MTV's VMAs attracted the most social media attention ever. How do we know? Why should we care?
I watched MTV’s Video Music Awards last week, but not on TV. I watched on Twitter, where a sudden spate of Lady Gaga (drag!) and Beyonce (baby!) tweets reminded me that the network is still nominally interested in the musical arts. And I wasn’t the only one person who found the vox populi’s take on the event noteworthy.
The VMAs turned out to be the most social-media active television event ever, at least according to Bluefin Labs, a scientifically rigorous company in the burgeoning industry of social media ratings. Using cognitive and computer science methods developed by co-founders Deb Roy and Michael Fleishman at MIT, the company’s array of computers monitors social media and television to offer both qualitative and quantitative assessments of what people are watching and how they react to it.
In the case of the VMAs, 1.25 million people made 2.5 million comments about the show, more than the 1.5 million comments made by 700,000 viewers of the most recent Super Bowl. The two events produced Social TV Ratings, Bluefin’s proprietary metric, of 9.4 and 9.2, respectively. It’s logarithmic, like the Richter scale (think of it as measuring the social aftershocks of television impact), controls for social media inflation as more and more people join services, and benchmarks against a wealth of past data.
Right now, the company counts about 4.4 million “90-day active” social media users; at the time of the Super Bowl, there were 3.9 million, a 500,000-person increase in six months. (Bluefin says there are 20 million people in their social media universe this year, but they focus on active users in their ratings.)
The VMA social explosion is the latest benchmark of growth at the intersection of technology and public expression. It’ll no doubt be eclipsed soon, but as a minor footnote in the history of social data collection, it might be fitting that a celebration of a medium that MTV has abandoned is one of the early high points of the next trend in content.
Bluefin sees Twitter and other social media as a kind of “focus group in the wild,” according to Tom Thai, the company's vice president of marketing, and has been selling TV networks, advertising agencies, and advertisers access to data about what works and what doesn’t with viewers. Programming decisions become easier if you know not just how many people are watching, but why, and social media offers the ability to cast a wider net and gather more granular data than has ever been possible before.
“If you’re a TV network, you’d look at two things: Data to inform your programming decisions, [and] data to aid in your advertising sales by proving that beyond having a certain level of eyeballs, there is this additional social media engagement,” Roy says. “Agencies themselves use the data from the opposite angle: ‘Hey, a show might deliver me half a million eyeballs, but I want to know which shows deliver me engaged eyeballs.'”
Bluefin shared some of their VMA findings with GOOD, and it gets specific.
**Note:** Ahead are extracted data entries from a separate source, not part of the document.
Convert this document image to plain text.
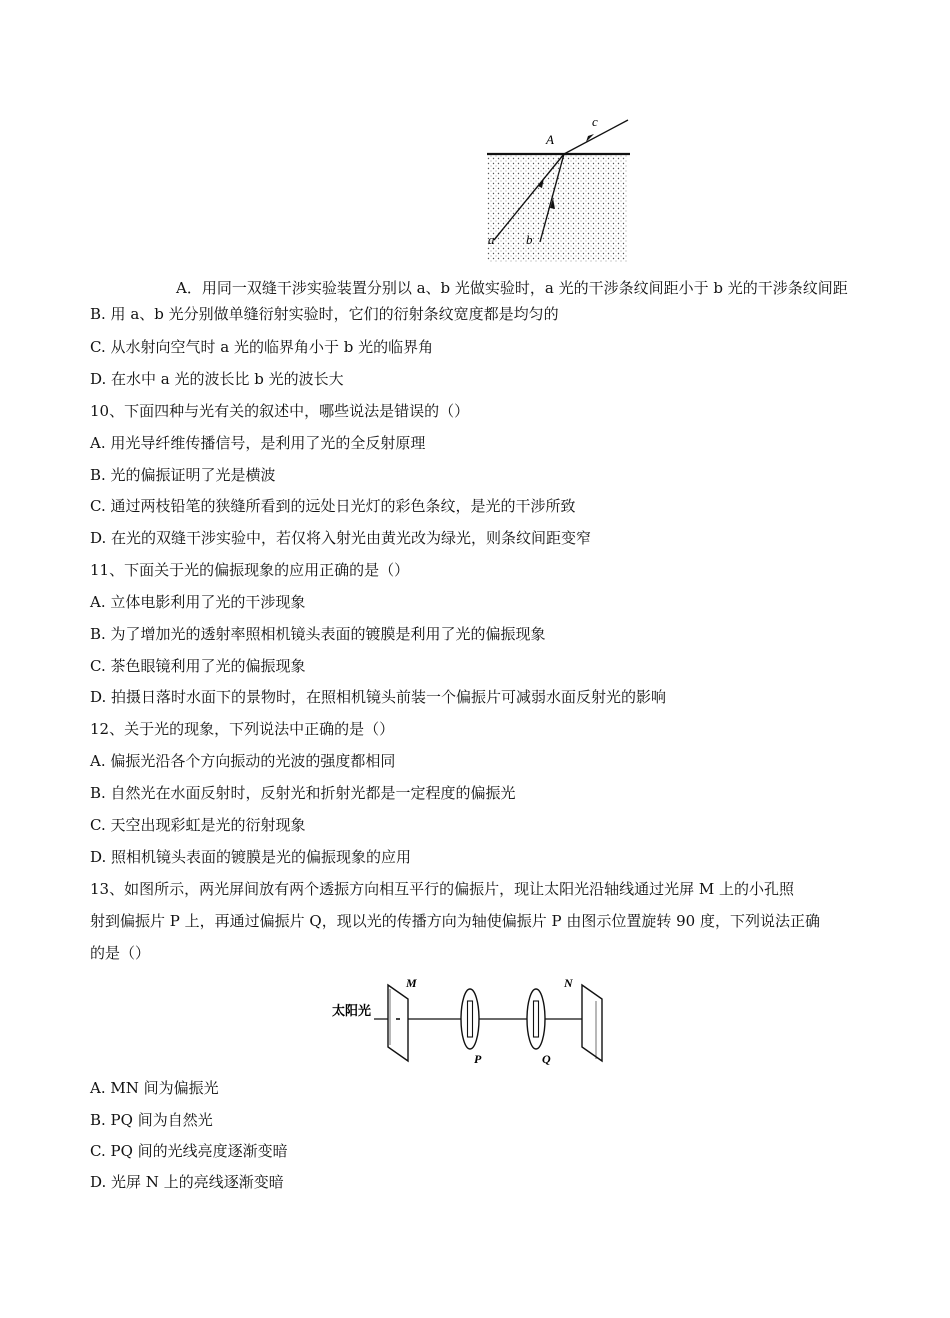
A
c
a b
A．用同一双缝干涉实验装置分别以 a、b 光做实验时，a 光的干涉条纹间距小于 b 光的干涉条纹间距
B. 用 a、b 光分别做单缝衍射实验时，它们的衍射条纹宽度都是均匀的
C. 从水射向空气时 a 光的临界角小于 b 光的临界角
D. 在水中 a 光的波长比 b 光的波长大
10、下面四种与光有关的叙述中，哪些说法是错误的（）
A. 用光导纤维传播信号，是利用了光的全反射原理
B. 光的偏振证明了光是横波
C. 通过两枝铅笔的狭缝所看到的远处日光灯的彩色条纹，是光的干涉所致
D. 在光的双缝干涉实验中，若仅将入射光由黄光改为绿光，则条纹间距变窄
11、下面关于光的偏振现象的应用正确的是（）
A. 立体电影利用了光的干涉现象
B. 为了增加光的透射率照相机镜头表面的镀膜是利用了光的偏振现象
C. 茶色眼镜利用了光的偏振现象
D. 拍摄日落时水面下的景物时，在照相机镜头前装一个偏振片可减弱水面反射光的影响
12、关于光的现象，下列说法中正确的是（）
A. 偏振光沿各个方向振动的光波的强度都相同
B. 自然光在水面反射时，反射光和折射光都是一定程度的偏振光
C. 天空出现彩虹是光的衍射现象
D. 照相机镜头表面的镀膜是光的偏振现象的应用
13、如图所示，两光屏间放有两个透振方向相互平行的偏振片，现让太阳光沿轴线通过光屏 M 上的小孔照
射到偏振片 P 上，再通过偏振片 Q，现以光的传播方向为轴使偏振片 P 由图示位置旋转 90 度，下列说法正确
的是（）
太阳光
M	N
P	Q
A. MN 间为偏振光
B. PQ 间为自然光
C. PQ 间的光线亮度逐渐变暗
D. 光屏 N 上的亮线逐渐变暗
They can search by key terms (“#VMA” and “Beyonce” were the two most popular, natch) and the results get a little blue—“fuck” and “shit” return plenty of hits (“lady gaga is drunk as fuck”)—a trend the company sees as a feature, not a bug: “Social media is not the polite/filtered type of audience feedback that a market researcher would get in a lab or focus group environment,” Thai says.
Is it a little weird to know that when you’re cracking jokes, complaining about, or lauding what you’re watching, a computer program somewhere is documenting that in real time? Sure it is, and the company is mindful of privacy concerns, noting that it only releases data in aggregate to identify specific trends.
But there is something to the idea that your online complaints, if shared by enough people, might get back to the people that make decisions. Twitter can provide a cathartic place to vent about consumer complaints (I’m looking at you, airlines) and the idea that someone might listen is attractive.
Thai points out that the company documented complaints about TNT's offering limited commercials, sponsored by Hyundai, during a big summer premiere. They thought the so-called commercials didn’t seem limited at all (one viewer’s counter-offer: “If I buy a Hyundai, will they show me less commercials?") A different approach might get a more positive reaction and better results for the network and advertiser, and the viewer to boot.
Bluefin is preparing new products now to enter the ultimate public opinion arena. “Elections are around the corner, [and] we’ll be able to prove out our value proposition across a number of different of areas,” Roy says. It’s not hard to imagine a future where campaigns rely as much on social media analysis as they do phone polls and focus groups, even if its slightly disconcerting to think that 140-character bursts of pique could influence world events as well as the prime-time lineup.
Or, as one of the VMA’s viewers cannily observed, “JUSTIN BEIBER WON OVER EMINEM? Wtf is wrong with people.” Welcome to the 21st-century public square.